China: 19th Party Congress
China will convene its 19th Party Congress on October 18 – a key meeting held every five years where President Xi Jinping is expected to receive a second term as the ruling Communist Party’s top leader.
More than 2,300 delegates will discuss the country’s accomplishments since the previous gathering and elect the new members of the party’s top leadership, according to the party’s official mouthpiece the People’s Daily.
The congress will decide a new line- up for the all-powerful Politburo Standing Committee, the group of seven politicians who run the world’s second largest economy. At the meeting, Xi is widely expected to consolidate his grip on power, solidifying his position as China’s most powerful ruler in a generation.
“The spirit of President Xi Jinping’s important speeches will be carried out at the Congress,” the People’s Daily said.
There has been speculation that Xi’s name will be immortalized in the party’s constitution, alongside the country’s two most powerful former leaders, Mao Zedong and Deng Xiaoping.
The People’s Daily article added that the meeting would discuss a strategy for building a “moderately prosperous society,” the goal of Xi’s banner campaign to eliminate poverty nationwide by the 100th anniversary of the Chinese Communist Party in 2021.
The new slate of committee members is traditionally seen as indicating Xi’s most likely successor after he steps down, expected in 2022.
But the president has thus far delayed anointing an heir, spurring speculation that he will try to stay in office beyond that year.
There is very little doubt that Xi Jinping, who will be 64 at the time of the congress, will continue for another term as General Secretary, the party’s top leadership position and de facto leader in the one-party state. There is uncertainty, however, around whether the other personnel changes at the congress will signal that Xi would stay on for more than two terms per convention. The strongest indication of would be whether officials born after 1960 such as Sun Zhengcai, Hu Chunhua or Chen Min’er are promoted to the Politburo Standing Committee, in much the same way Xi and Li were promoted to the body in 2007. While Xi is constitutionally limited to two terms as President, the offices where real power reside – the General Secretary, and the Chairman of the Central Military Commission – are not term limited.
Since Xi Jinping ascended to General Secretary, the highest office of the party, he has surprised many observers with the pace at which he consolidated power.

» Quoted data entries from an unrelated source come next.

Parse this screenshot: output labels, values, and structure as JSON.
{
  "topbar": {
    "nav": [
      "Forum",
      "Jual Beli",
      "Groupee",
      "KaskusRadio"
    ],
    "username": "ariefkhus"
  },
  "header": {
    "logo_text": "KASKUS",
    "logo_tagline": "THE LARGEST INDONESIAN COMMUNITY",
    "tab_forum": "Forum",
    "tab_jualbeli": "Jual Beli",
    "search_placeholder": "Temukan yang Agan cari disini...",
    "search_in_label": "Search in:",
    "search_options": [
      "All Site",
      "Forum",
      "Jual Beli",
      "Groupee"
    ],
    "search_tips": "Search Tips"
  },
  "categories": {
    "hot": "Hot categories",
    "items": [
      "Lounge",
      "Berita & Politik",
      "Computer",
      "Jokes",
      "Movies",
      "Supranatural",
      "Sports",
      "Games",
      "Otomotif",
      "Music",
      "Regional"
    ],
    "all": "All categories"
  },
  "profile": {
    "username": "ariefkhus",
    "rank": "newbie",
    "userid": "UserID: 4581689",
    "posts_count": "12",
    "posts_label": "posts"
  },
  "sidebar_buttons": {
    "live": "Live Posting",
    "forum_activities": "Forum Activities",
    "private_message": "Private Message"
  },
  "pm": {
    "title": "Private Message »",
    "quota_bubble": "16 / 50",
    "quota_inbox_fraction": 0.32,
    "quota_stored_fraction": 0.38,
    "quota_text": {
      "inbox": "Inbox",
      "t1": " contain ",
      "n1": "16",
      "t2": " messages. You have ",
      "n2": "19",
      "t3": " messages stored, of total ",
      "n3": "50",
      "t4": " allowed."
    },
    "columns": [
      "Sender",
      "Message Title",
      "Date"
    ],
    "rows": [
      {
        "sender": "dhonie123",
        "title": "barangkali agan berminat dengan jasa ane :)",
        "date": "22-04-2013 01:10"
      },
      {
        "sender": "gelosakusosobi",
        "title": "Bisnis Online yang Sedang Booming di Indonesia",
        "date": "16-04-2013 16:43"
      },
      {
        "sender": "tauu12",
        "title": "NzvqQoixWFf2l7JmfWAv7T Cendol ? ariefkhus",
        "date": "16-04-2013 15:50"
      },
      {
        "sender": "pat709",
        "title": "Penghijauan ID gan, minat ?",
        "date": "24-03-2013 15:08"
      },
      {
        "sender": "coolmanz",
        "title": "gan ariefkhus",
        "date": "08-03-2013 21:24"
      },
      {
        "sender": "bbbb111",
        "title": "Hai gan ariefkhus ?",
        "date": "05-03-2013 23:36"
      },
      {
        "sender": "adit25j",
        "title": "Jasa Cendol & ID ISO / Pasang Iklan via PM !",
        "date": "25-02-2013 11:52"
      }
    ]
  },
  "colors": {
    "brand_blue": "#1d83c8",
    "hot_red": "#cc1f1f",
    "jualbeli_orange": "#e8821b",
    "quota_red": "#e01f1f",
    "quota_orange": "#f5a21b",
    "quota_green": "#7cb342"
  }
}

Since Deng Xiaoping, retired leaders have held significant influence in the selection of incoming leaders. Hu Jintao was “anointed” by Deng in the 1990s, nearly ten years before the former took the helm; Xi Jinping similarly was endorsed by senior leadership figures, including former General secretary Jiang Zemin and former Vice President Zeng Qinghong, prior to his being catapulted into prominence in 2007. This selection process in which a core figure (Deng and Jiang) selects future leaders while also paying heed to factional balance and the views of other senior leaders has led to peaceful transitions of power in 2002 and 2012.
While the Chinese political system has institutionalized to a significant degree since economic reforms began in 1978, political patronage continues to play an important role in the promotion of future leaders. These two often contradictory forces has led to a quasi-meritocratic system where the most suitable candidates generally must have the backing of important incumbent senior leadership figures, in addition to a strong track record free of major scandal at the regional level. Jiang and Hu each cultivated their own factional bases with those they were most familiar, giving rise to Jiang’s Shanghai clique and Hu’s tuanpai, or Youth League faction.
Xi’s regional experience has exhibited a preference to promoting low-key leaders driven by a strong work ethic rather than careerists motivated by personal interest or the economic returns that often comes with holding high office. While some foreign observers have characterized Xi’s selection of subordinates as cultivating a political clique for the purpose of amassing power, Chinese-language publications offered a far more nuanced view: that Xi promoted people with whom he was familiar in order to dissect the vast network of interlocking vested interests that have proliferated the Chinese political system since the time of Jiang.